Isn't it more in the real world people don't interact with close to the number of people they do on the internet, and they never encounter or avoid a lot of people which acts like a real world filter or blocklist?

Internet is like walking in a store and then being flooded with hearing the thoughts of everyone in the store like you're experiencing a telepathic attack.

[–] Ofiuco@lemmy.cafe 2 points 2 hours ago

In the real world, you cool down hostility by talking it out.

I mean... it depends, not everything can be descalated, dependes on the person, their intentions and the place.

On the internet it’s the opposite, and that approach gives the village idiot a global megaphone to radicalize or enrage others with.

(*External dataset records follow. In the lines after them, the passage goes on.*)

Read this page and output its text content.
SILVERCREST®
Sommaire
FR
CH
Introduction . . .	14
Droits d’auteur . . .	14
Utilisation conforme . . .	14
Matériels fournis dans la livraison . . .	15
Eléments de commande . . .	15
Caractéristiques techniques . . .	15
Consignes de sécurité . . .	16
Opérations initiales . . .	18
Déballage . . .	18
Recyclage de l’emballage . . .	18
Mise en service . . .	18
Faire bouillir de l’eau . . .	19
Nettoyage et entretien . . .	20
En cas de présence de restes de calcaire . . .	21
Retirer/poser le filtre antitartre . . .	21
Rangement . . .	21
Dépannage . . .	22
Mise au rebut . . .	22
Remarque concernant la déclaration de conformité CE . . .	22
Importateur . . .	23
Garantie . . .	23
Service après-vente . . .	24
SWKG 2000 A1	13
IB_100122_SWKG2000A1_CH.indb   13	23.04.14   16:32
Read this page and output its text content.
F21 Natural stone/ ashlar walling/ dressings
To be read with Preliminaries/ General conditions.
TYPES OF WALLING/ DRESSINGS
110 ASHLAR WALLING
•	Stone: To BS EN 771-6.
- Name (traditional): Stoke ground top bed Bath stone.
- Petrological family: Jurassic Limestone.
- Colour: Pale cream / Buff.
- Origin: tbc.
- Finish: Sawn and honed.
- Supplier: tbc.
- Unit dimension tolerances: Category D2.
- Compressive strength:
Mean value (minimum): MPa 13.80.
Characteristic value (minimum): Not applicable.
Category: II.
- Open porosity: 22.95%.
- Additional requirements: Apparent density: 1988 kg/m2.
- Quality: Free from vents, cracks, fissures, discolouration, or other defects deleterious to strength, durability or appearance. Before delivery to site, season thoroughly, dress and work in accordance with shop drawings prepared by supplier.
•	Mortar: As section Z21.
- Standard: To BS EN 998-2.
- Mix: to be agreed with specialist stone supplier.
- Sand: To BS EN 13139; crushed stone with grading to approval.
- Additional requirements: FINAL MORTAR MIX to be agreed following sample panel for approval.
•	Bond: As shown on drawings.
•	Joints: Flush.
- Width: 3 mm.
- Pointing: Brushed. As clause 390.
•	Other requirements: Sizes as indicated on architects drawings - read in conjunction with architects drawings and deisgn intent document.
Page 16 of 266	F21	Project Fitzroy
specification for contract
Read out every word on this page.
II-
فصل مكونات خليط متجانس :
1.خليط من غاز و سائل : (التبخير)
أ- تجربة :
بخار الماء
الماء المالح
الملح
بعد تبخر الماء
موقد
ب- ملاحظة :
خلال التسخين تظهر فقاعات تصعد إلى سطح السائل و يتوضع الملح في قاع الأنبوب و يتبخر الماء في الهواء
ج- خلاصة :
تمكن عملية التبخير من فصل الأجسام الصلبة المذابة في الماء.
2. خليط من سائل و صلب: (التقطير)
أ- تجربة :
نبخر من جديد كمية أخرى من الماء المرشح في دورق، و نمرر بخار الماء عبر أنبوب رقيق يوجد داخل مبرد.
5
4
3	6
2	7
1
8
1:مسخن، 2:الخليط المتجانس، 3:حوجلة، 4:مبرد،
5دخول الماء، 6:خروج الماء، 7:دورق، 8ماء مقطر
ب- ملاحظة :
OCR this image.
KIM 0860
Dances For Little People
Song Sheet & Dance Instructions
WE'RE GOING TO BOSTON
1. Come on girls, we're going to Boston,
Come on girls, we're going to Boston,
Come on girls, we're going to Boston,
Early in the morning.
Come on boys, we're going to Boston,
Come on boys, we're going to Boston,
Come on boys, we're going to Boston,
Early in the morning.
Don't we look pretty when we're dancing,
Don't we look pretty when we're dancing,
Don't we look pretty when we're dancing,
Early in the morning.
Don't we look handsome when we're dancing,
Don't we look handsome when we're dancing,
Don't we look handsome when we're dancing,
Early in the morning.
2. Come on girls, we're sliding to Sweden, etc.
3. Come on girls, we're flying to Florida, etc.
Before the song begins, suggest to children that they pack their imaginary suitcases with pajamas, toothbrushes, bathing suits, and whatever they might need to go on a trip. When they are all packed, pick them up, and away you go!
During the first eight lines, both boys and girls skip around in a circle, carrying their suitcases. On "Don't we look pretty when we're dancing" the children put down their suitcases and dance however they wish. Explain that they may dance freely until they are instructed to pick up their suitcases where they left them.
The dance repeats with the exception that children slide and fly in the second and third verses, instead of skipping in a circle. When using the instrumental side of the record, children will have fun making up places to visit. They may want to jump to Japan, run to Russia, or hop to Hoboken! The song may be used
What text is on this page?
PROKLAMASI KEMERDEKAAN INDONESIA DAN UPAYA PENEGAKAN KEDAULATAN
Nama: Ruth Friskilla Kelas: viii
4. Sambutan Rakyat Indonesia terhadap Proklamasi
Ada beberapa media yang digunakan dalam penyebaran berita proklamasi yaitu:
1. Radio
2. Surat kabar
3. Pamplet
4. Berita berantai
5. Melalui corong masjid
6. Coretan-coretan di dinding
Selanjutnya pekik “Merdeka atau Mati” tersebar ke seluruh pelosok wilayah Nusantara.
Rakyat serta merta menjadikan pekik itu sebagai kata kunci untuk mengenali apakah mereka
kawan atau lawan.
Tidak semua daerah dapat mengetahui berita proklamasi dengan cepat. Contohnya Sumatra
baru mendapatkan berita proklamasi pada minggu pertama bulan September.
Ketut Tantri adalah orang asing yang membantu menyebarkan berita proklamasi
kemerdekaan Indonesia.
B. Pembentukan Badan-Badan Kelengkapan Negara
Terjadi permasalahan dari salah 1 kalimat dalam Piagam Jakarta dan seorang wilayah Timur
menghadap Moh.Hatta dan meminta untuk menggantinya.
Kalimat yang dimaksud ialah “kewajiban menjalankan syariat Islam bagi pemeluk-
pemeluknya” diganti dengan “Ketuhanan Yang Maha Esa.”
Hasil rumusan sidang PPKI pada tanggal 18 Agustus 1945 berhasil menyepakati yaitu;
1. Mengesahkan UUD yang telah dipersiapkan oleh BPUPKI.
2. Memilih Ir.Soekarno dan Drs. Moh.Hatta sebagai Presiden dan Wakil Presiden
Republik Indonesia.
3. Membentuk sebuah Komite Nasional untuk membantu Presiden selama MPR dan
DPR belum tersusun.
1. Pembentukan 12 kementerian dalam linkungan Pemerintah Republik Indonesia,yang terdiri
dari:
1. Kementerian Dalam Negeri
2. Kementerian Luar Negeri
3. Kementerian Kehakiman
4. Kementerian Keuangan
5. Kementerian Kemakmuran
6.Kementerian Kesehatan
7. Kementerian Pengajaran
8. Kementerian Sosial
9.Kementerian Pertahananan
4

Pretty much, people know how to behave or they don't... and they can learn or not, but we have no reason to tolerate the village idiots.

I think mass adoption social media is new enough that we’re still figuring out how it should work.

I remember old forums, there was no tolerance for trolls and you could get punished along the troll for feeding it, so people learned to leave them alone and just report them, good sites/forums were heavily moderated and curated.
I think it started to go down the drain when moderation/ownership was removed from the users, just like with community servers for multiplayer games, companies care only about their own interests so allowing trolls who cause engagement by bait were more than welcome, they just pretended to moderate the services.
Nowadays... well reddit punishes mods who actually moderate the subs so that's a waste of time, the fediverse seems to need to learn to just not tolerate nor engage with trolls... and the users have to learn to just report and block, just like the BlueSky users do so the mods can locate and remove the trolls (either users or servers).
I think admins/mods must be MUCH less tolerant of possible trolls and not be afraid about curating the content to their liking... it's their server/community after all.

[–] radix@lemmy.world 4 points 7 hours ago

Nuclear block plus a culture of not feeding the trolls means the only toxic accounts I've run across are just a day or two old. Block and move on. The experience can only be as negative as each user lets it be.